In light of that, look at the domestic terror attacks in the U.S. in the past decade, all of “lone wolves” or of tiny hermetic cells, made up of siblings or married couples. Think of the Tsarnaevs in Boston, of Nidal Hassan in Fort Hood, of Muhammad Youssef Abdulazeez in Chattanooga, and now of Farook and Malik in San Berndardino. Think also of the many instances—never fully catalogued and collated—of Islamist “lone wolves” driving cars into crowds. Call it “self-radicalization” if you must, but what we have in progress, in the contemporary United States, is a textbook example of a Hunter-inspired campaign of leaderless resistance.

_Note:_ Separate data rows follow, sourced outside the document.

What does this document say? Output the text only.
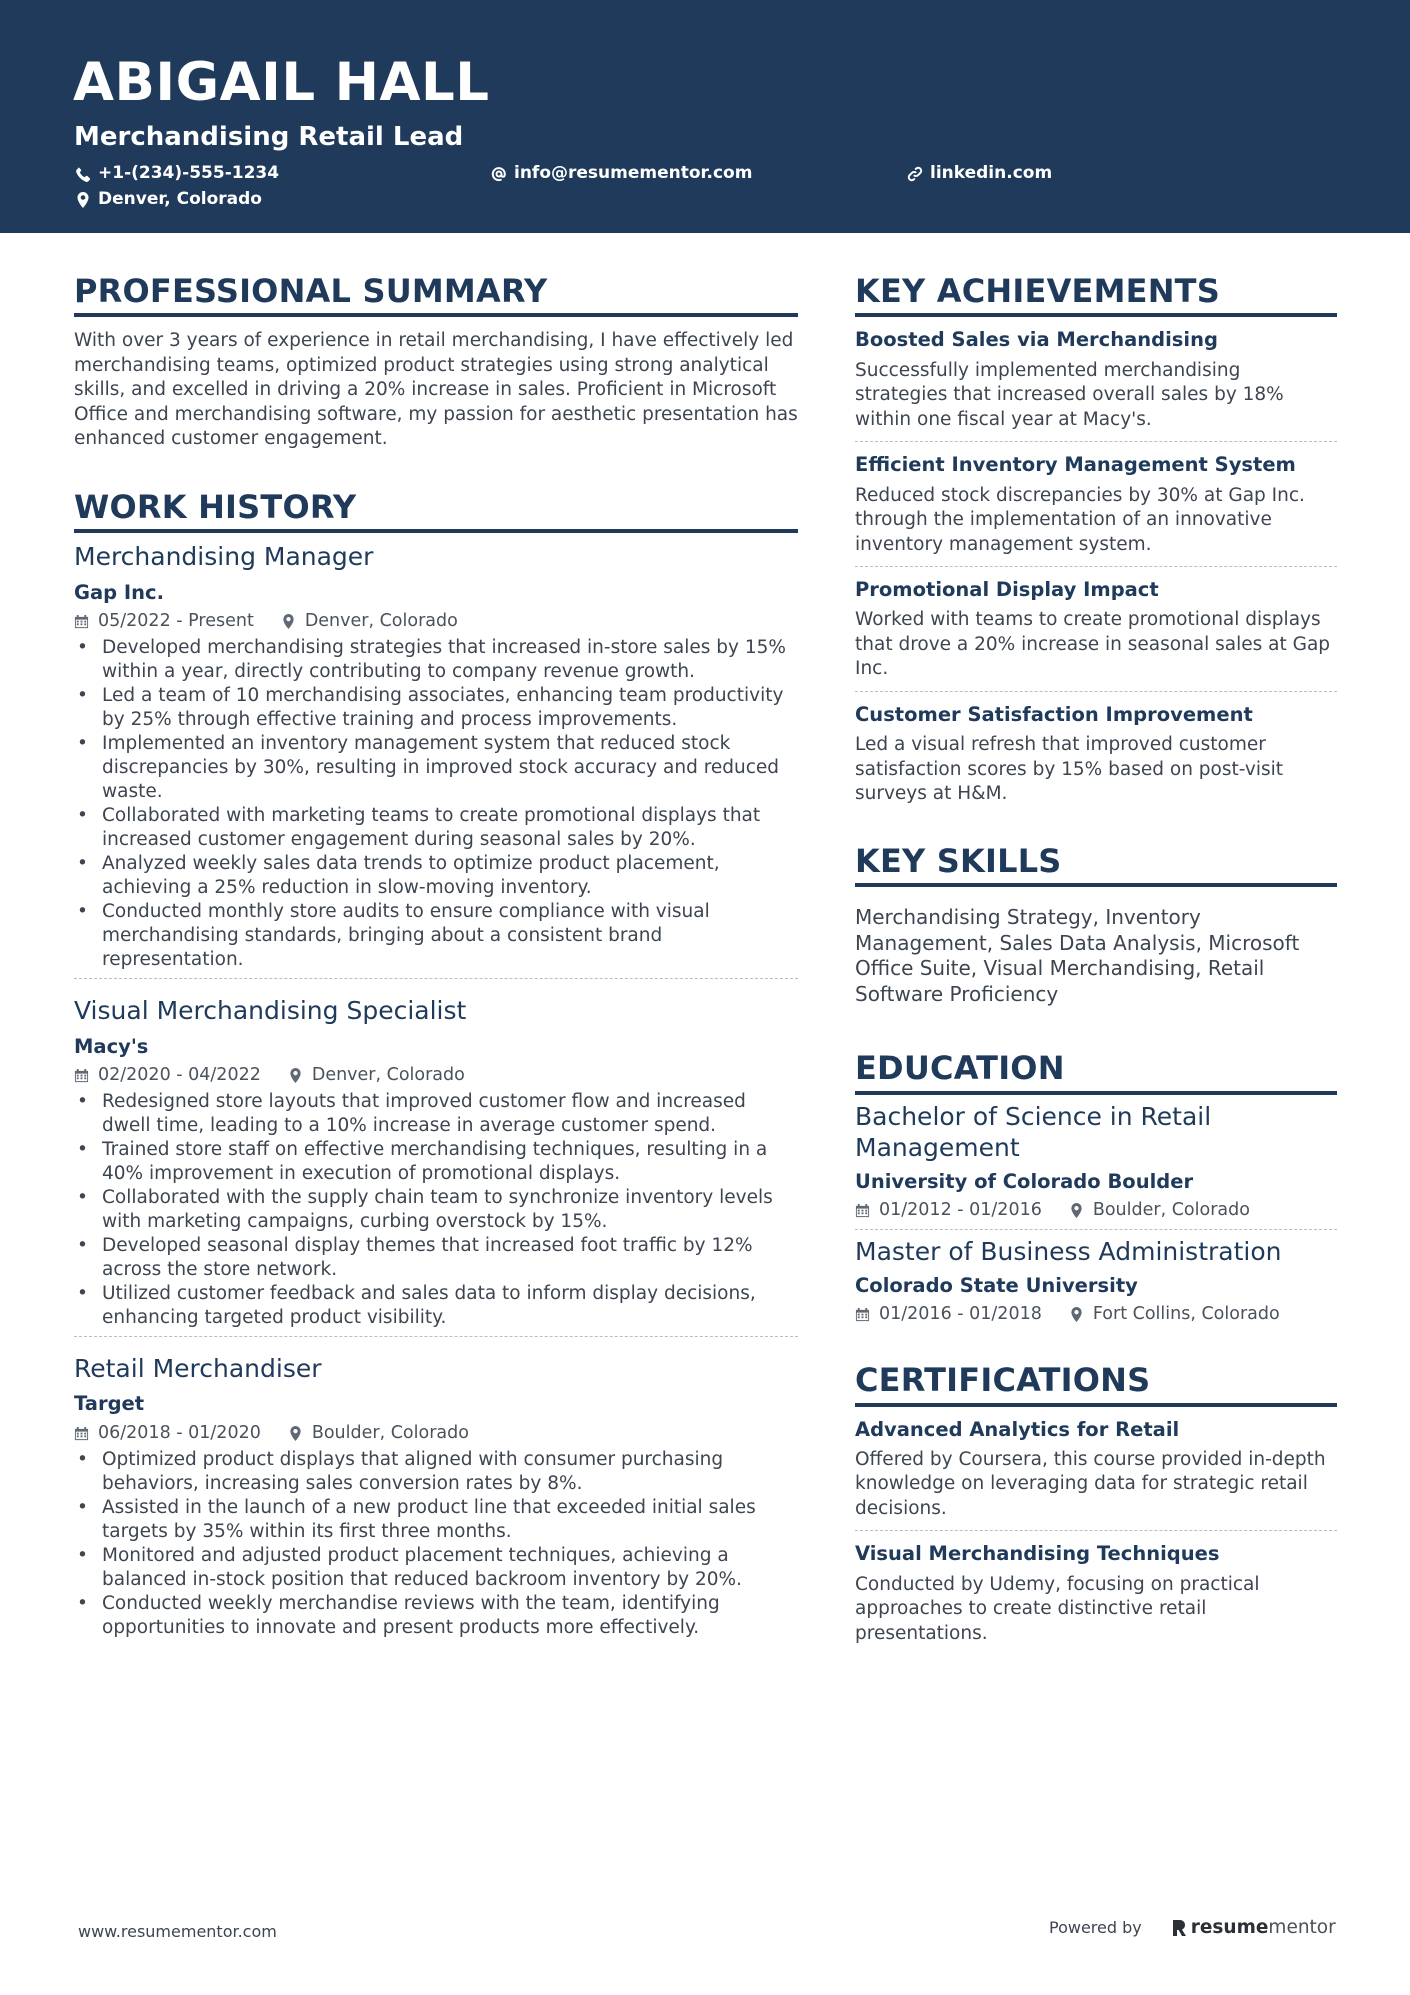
ABIGAIL HALL
Merchandising Retail Lead
+1-(234)-555-1234	info@resumementor.com	linkedin.com
Denver, Colorado
PROFESSIONAL SUMMARY

With over 3 years of experience in retail merchandising, I have effectively led merchandising teams, optimized product strategies using strong analytical skills, and excelled in driving a 20% increase in sales. Proficient in Microsoft Office and merchandising software, my passion for aesthetic presentation has enhanced customer engagement.

WORK HISTORY
Merchandising Manager
Gap Inc.
05/2022 - Present	Denver, Colorado
• Developed merchandising strategies that increased in-store sales by 15% within a year, directly contributing to company revenue growth.
• Led a team of 10 merchandising associates, enhancing team productivity by 25% through effective training and process improvements.
• Implemented an inventory management system that reduced stock discrepancies by 30%, resulting in improved stock accuracy and reduced waste.
• Collaborated with marketing teams to create promotional displays that increased customer engagement during seasonal sales by 20%.
• Analyzed weekly sales data trends to optimize product placement, achieving a 25% reduction in slow-moving inventory.
• Conducted monthly store audits to ensure compliance with visual merchandising standards, bringing about a consistent brand representation.
Visual Merchandising Specialist
Macy's
02/2020 - 04/2022	Denver, Colorado
• Redesigned store layouts that improved customer flow and increased dwell time, leading to a 10% increase in average customer spend.
• Trained store staff on effective merchandising techniques, resulting in a 40% improvement in execution of promotional displays.
• Collaborated with the supply chain team to synchronize inventory levels with marketing campaigns, curbing overstock by 15%.
• Developed seasonal display themes that increased foot traffic by 12% across the store network.
• Utilized customer feedback and sales data to inform display decisions, enhancing targeted product visibility.
Retail Merchandiser
Target
06/2018 - 01/2020	Boulder, Colorado
• Optimized product displays that aligned with consumer purchasing behaviors, increasing sales conversion rates by 8%.
• Assisted in the launch of a new product line that exceeded initial sales targets by 35% within its first three months.
• Monitored and adjusted product placement techniques, achieving a balanced in-stock position that reduced backroom inventory by 20%.
• Conducted weekly merchandise reviews with the team, identifying opportunities to innovate and present products more effectively.
KEY ACHIEVEMENTS
Boosted Sales via Merchandising

Successfully implemented merchandising strategies that increased overall sales by 18% within one fiscal year at Macy's.

Efficient Inventory Management System

Reduced stock discrepancies by 30% at Gap Inc. through the implementation of an innovative inventory management system.

Promotional Display Impact

Worked with teams to create promotional displays that drove a 20% increase in seasonal sales at Gap Inc.

Customer Satisfaction Improvement

Led a visual refresh that improved customer satisfaction scores by 15% based on post-visit surveys at H&M.

KEY SKILLS

Merchandising Strategy, Inventory Management, Sales Data Analysis, Microsoft Office Suite, Visual Merchandising, Retail Software Proficiency

EDUCATION
Bachelor of Science in Retail Management
University of Colorado Boulder
01/2012 - 01/2016	Boulder, Colorado
Master of Business Administration
Colorado State University
01/2016 - 01/2018	Fort Collins, Colorado
CERTIFICATIONS
Advanced Analytics for Retail

Offered by Coursera, this course provided in-depth knowledge on leveraging data for strategic retail decisions.

Visual Merchandising Techniques

Conducted by Udemy, focusing on practical approaches to create distinctive retail presentations.

www.resumementor.com	Powered by	resume mentor
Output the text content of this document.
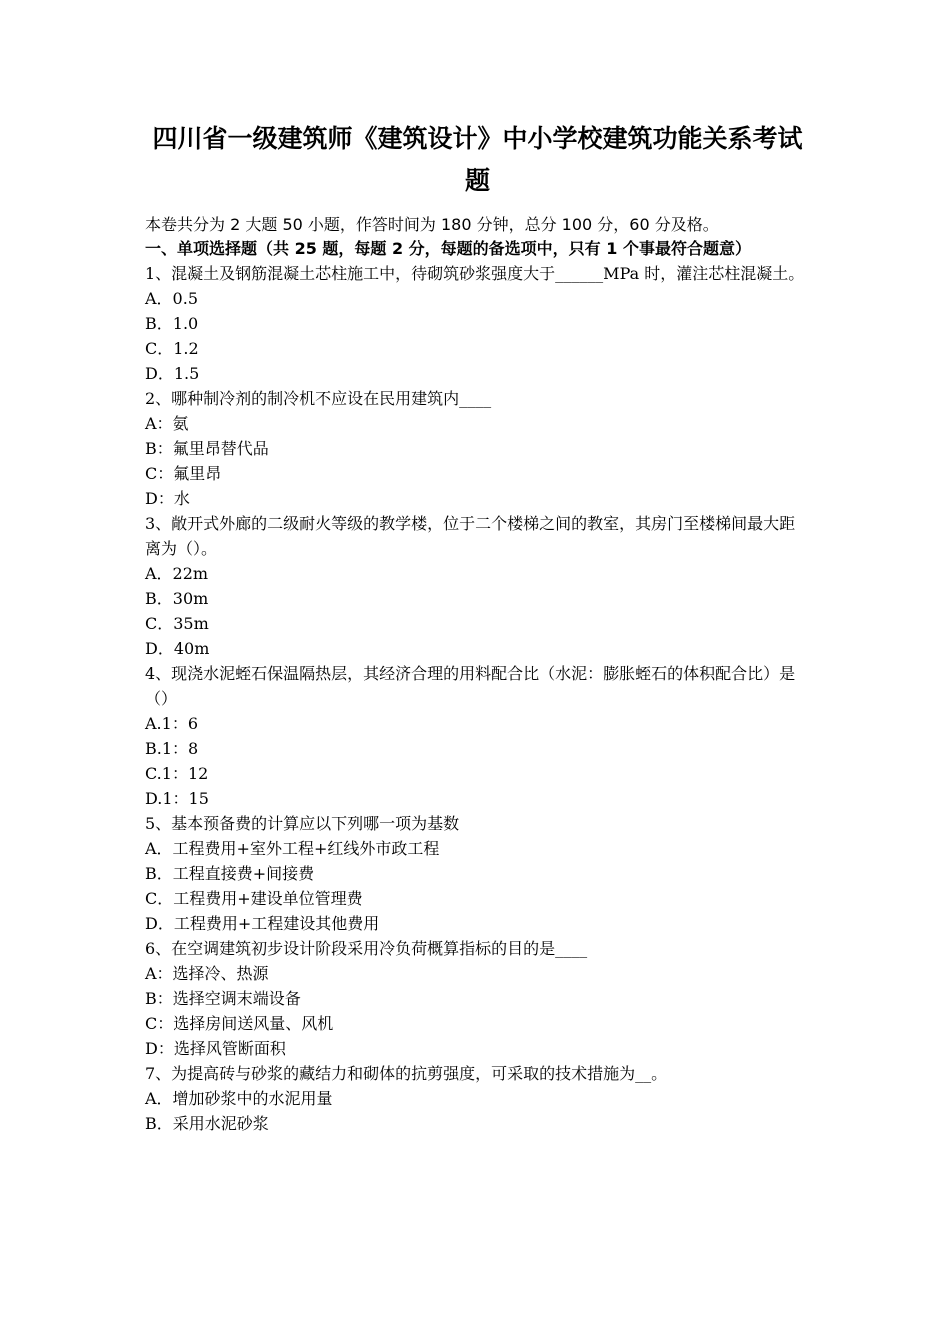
四川省一级建筑师《建筑设计》中小学校建筑功能关系考试题

本卷共分为 2 大题 50 小题，作答时间为 180 分钟，总分 100 分，60 分及格。

一、单项选择题（共 25 题，每题 2 分，每题的备选项中，只有 1 个事最符合题意）

1、混凝土及钢筋混凝土芯柱施工中，待砌筑砂浆强度大于______MPa 时，灌注芯柱混凝土。

A．0.5

B．1.0

C．1.2

D．1.5

2、哪种制冷剂的制冷机不应设在民用建筑内____

A：氨

B：氟里昂替代品

C：氟里昂

D：水

3、敞开式外廊的二级耐火等级的教学楼，位于二个楼梯之间的教室，其房门至楼梯间最大距离为（）。

A．22m

B．30m

C．35m

D．40m

4、现浇水泥蛭石保温隔热层，其经济合理的用料配合比（水泥：膨胀蛭石的体积配合比）是（）

A.1：6

B.1：8

C.1：12

D.1：15

5、基本预备费的计算应以下列哪一项为基数

A．工程费用+室外工程+红线外市政工程

B．工程直接费+间接费

C．工程费用+建设单位管理费

D．工程费用+工程建设其他费用

6、在空调建筑初步设计阶段采用冷负荷概算指标的目的是____

A：选择冷、热源

B：选择空调末端设备

C：选择房间送风量、风机

D：选择风管断面积

7、为提高砖与砂浆的藏结力和砌体的抗剪强度，可采取的技术措施为__。

A．增加砂浆中的水泥用量

B．采用水泥砂浆
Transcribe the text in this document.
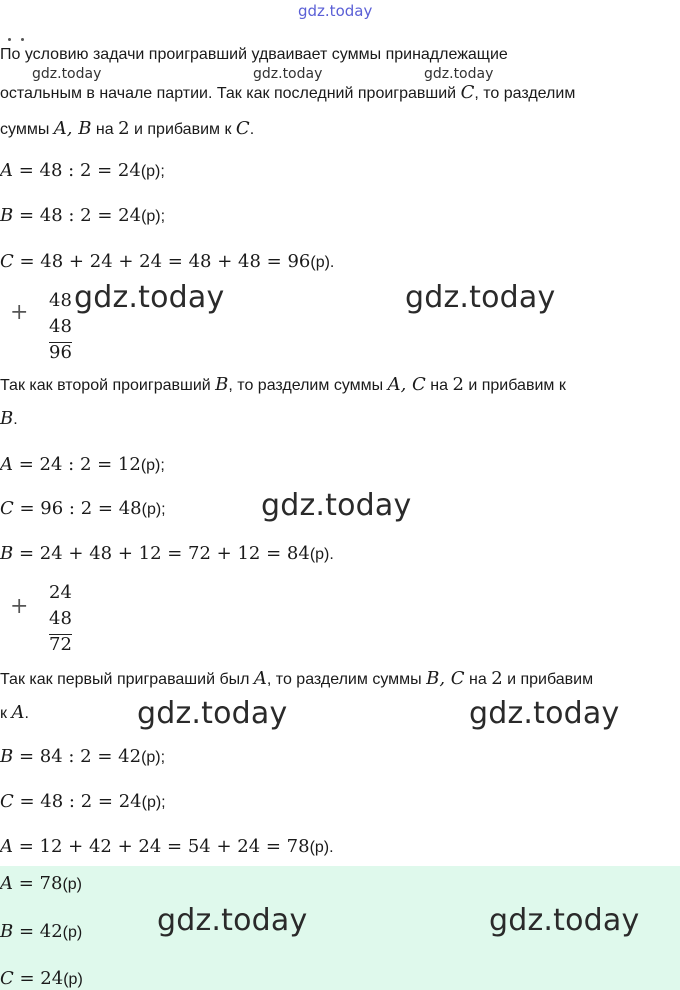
gdz.today
По условию задачи проигравший удваивает суммы принадлежащие
gdz.today	gdz.today	gdz.today
остальным в начале партии. Так как последний проигравший C, то разделим
суммы A, B на 2 и прибавим к C.
A = 48 : 2 = 24(р);
B = 48 : 2 = 24(р);
C = 48 + 24 + 24 = 48 + 48 = 96(р).
+ 48
48
96
gdz.today	gdz.today
Так как второй проигравший B, то разделим суммы A, C на 2 и прибавим к
B.
A = 24 : 2 = 12(р);
C = 96 : 2 = 48(р);	gdz.today
B = 24 + 48 + 12 = 72 + 12 = 84(р).
+
24
48
72
Так как первый приграваший был A, то разделим суммы B, C на 2 и прибавим
к A.	gdz.today	gdz.today
B = 84 : 2 = 42(р);
C = 48 : 2 = 24(р);
A = 12 + 42 + 24 = 54 + 24 = 78(р).
A = 78(р)
B = 42(р) gdz.today	gdz.today
C = 24(р)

What that means is that virtually none of the counter-terror tactics currently deployed by U.S. agencies have the slightest relevance to detecting or preventing future attacks. You can’t track leaders because there aren’t any, you can’t infiltrate the group or turn participants, and all the propaganda and terror methods needed are on the Internet. They are getting their training and propaganda online from Qaeda sites like Inspire, and more recently by the ISIS/Daesh magazine Dabiq.

For the sake of argument, let us accept the optimistic view that 99 percent of American Muslims flatly reject terrorism. Not counting any future migration, that would still leave one percent of the whole, or some 30,000 potential Islamist militants. That is enough people for 10,000 leaderless cells.

Addressing this issue would seem to be the absolute number one priority of U.S. law enforcement in the coming years. Shall we begin, at least, by naming the enemy?

Philip Jenkins is the author of The Many Faces of Christ: The Thousand Year Story of the Survival and Influence of the Lost Gospels. He is distinguished professor of history at Baylor University and serves as co-director for the Program on Historical Studies of Religion in the Institute for Studies of Religion.